If you realize one of these applies to you, you’ve taken the first step: being aware of your biases. The next steps are to be inclusive by watching out for those biases and by actively reaching out to those who are unlike you.

Law of the Land, Goal of the Agency

Finally, being inclusive isn’t just the right thing, the fair thing and the best thing for DLA. It’s also the law.

A 2016 presidential memorandum, Promoting Diversity and Inclusion in the National Security Workforce, states: “Promoting diversity and inclusion within the national security workforce must be a joint effort and requires engagement by senior leadership, managers, and the entire workforce, as well as effective collaboration among those responsible for human resources, equal employment opportunity, and diversity and inclusion issues.”

This is in line with Goal Area 2 in the DLA Strategic Plan: “Hire, develop, and retain a high-performing, valued, resilient, and accountable workforce that delivers sustained mission excellence. DLA will foster an environment that unlocks the full potential of our workforce, enabling them to achieve peak performance and meet future challenges. We will continue to attract and hire highly-talented individuals, further develop their competencies and resilience, and cultivate and retain the next generation of diverse leaders and workforce to advance DLA into the future.”

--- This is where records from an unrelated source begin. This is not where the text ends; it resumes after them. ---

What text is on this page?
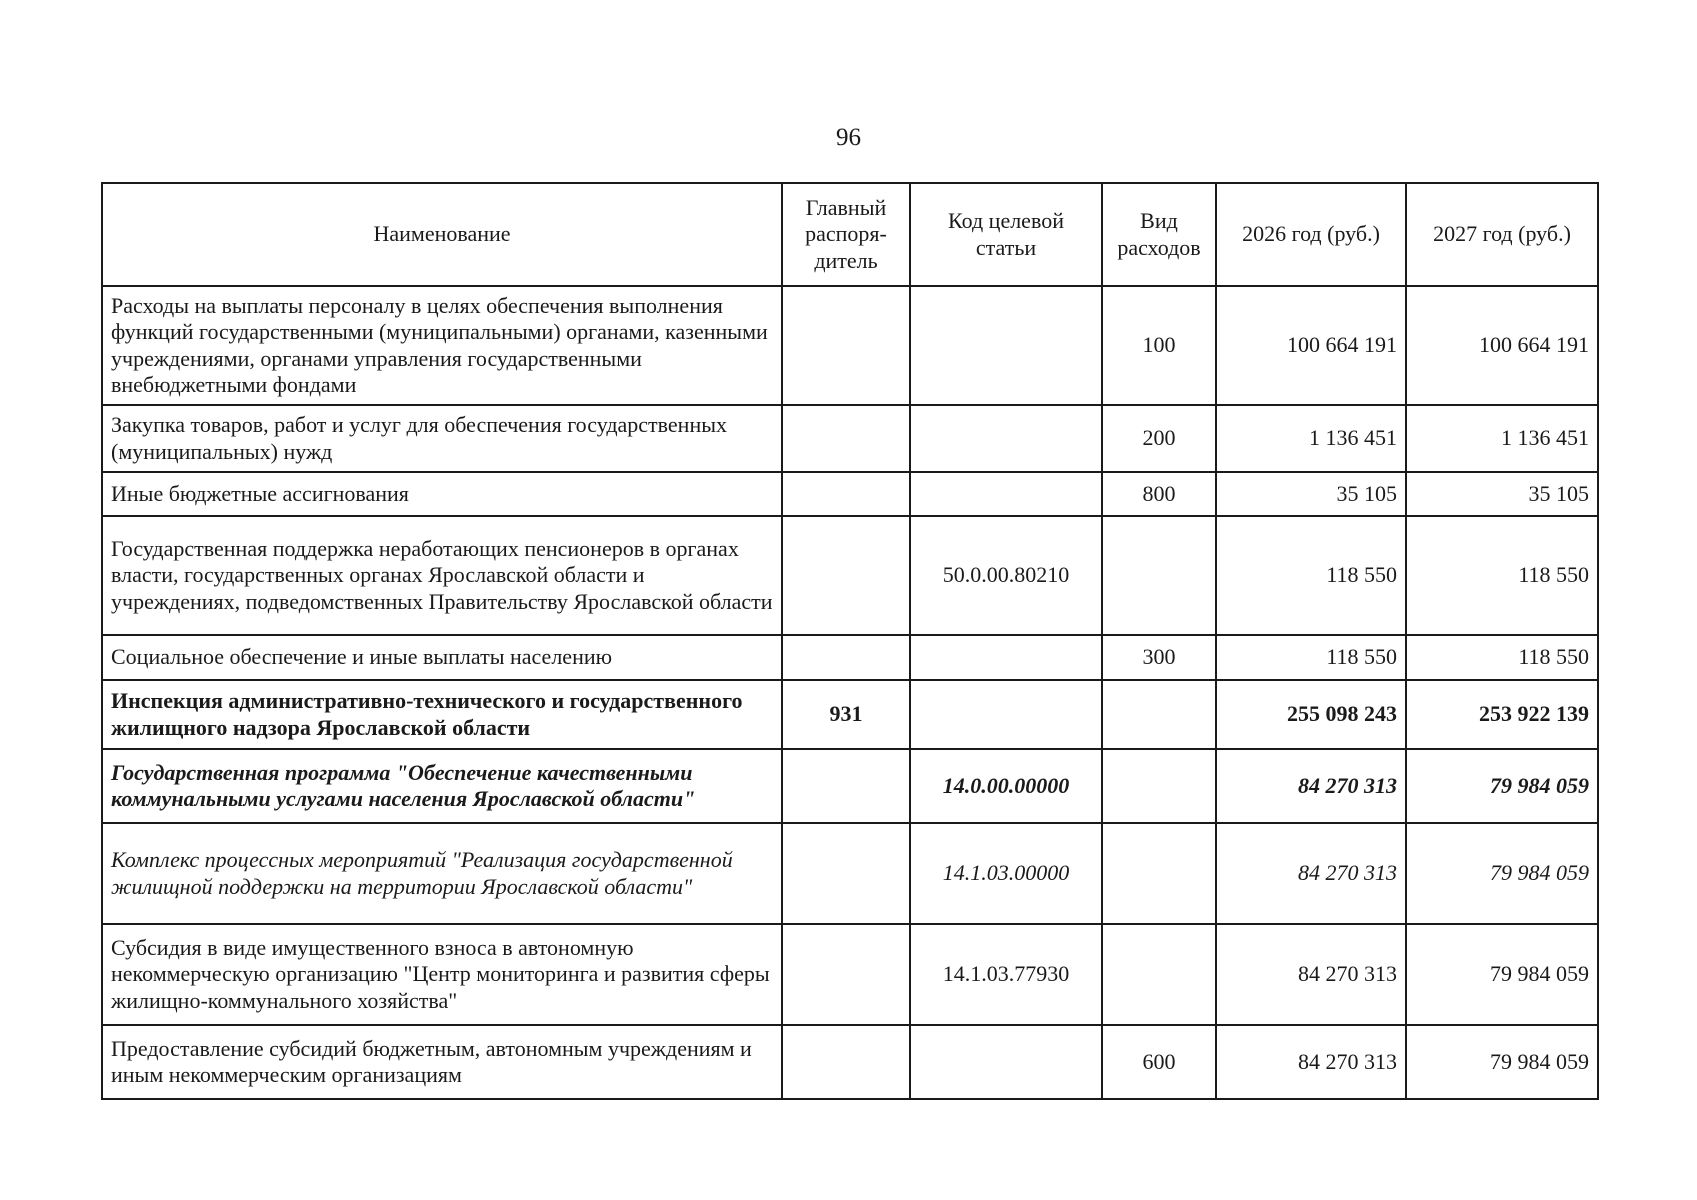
96
Наименование	Главный распоря-дитель	Код целевой статьи	Вид расходов	2026 год (руб.)	2027 год (руб.)
Расходы на выплаты персоналу в целях обеспечения выполнения функций государственными (муниципальными) органами, казенными учреждениями, органами управления государственными внебюджетными фондами			100	100 664 191	100 664 191
Закупка товаров, работ и услуг для обеспечения государственных (муниципальных) нужд			200	1 136 451	1 136 451
Иные бюджетные ассигнования			800	35 105	35 105
Государственная поддержка неработающих пенсионеров в органах власти, государственных органах Ярославской области и учреждениях, подведомственных Правительству Ярославской области		50.0.00.80210		118 550	118 550
Социальное обеспечение и иные выплаты населению			300	118 550	118 550
Инспекция административно-технического и государственного жилищного надзора Ярославской области	931			255 098 243	253 922 139
Государственная программа "Обеспечение качественными коммунальными услугами населения Ярославской области"		14.0.00.00000		84 270 313	79 984 059
Комплекс процессных мероприятий "Реализация государственной жилищной поддержки на территории Ярославской области"		14.1.03.00000		84 270 313	79 984 059
Субсидия в виде имущественного взноса в автономную некоммерческую организацию "Центр мониторинга и развития сферы жилищно-коммунального хозяйства"		14.1.03.77930		84 270 313	79 984 059
Предоставление субсидий бюджетным, автономным учреждениям и иным некоммерческим организациям			600	84 270 313	79 984 059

In the following brief videos, your co-workers talk about diversity and inclusion:

  • You Are the Manager” encourages managers to build teams with different backgrounds, ensure training is available equally to all, and to solicit and consider feedback and ideas from all team members.
  • Our Differences Are Our Strengths” emphasizes the importance of valuing differences in building an atmosphere of creativity and innovation.
  • Black and White” looks at how different backgrounds and personalities can make a team stronger by bringing an array of solutions to problems.

Diversity and inclusion make us more resilient and optimize our performance. That’s the DLA way.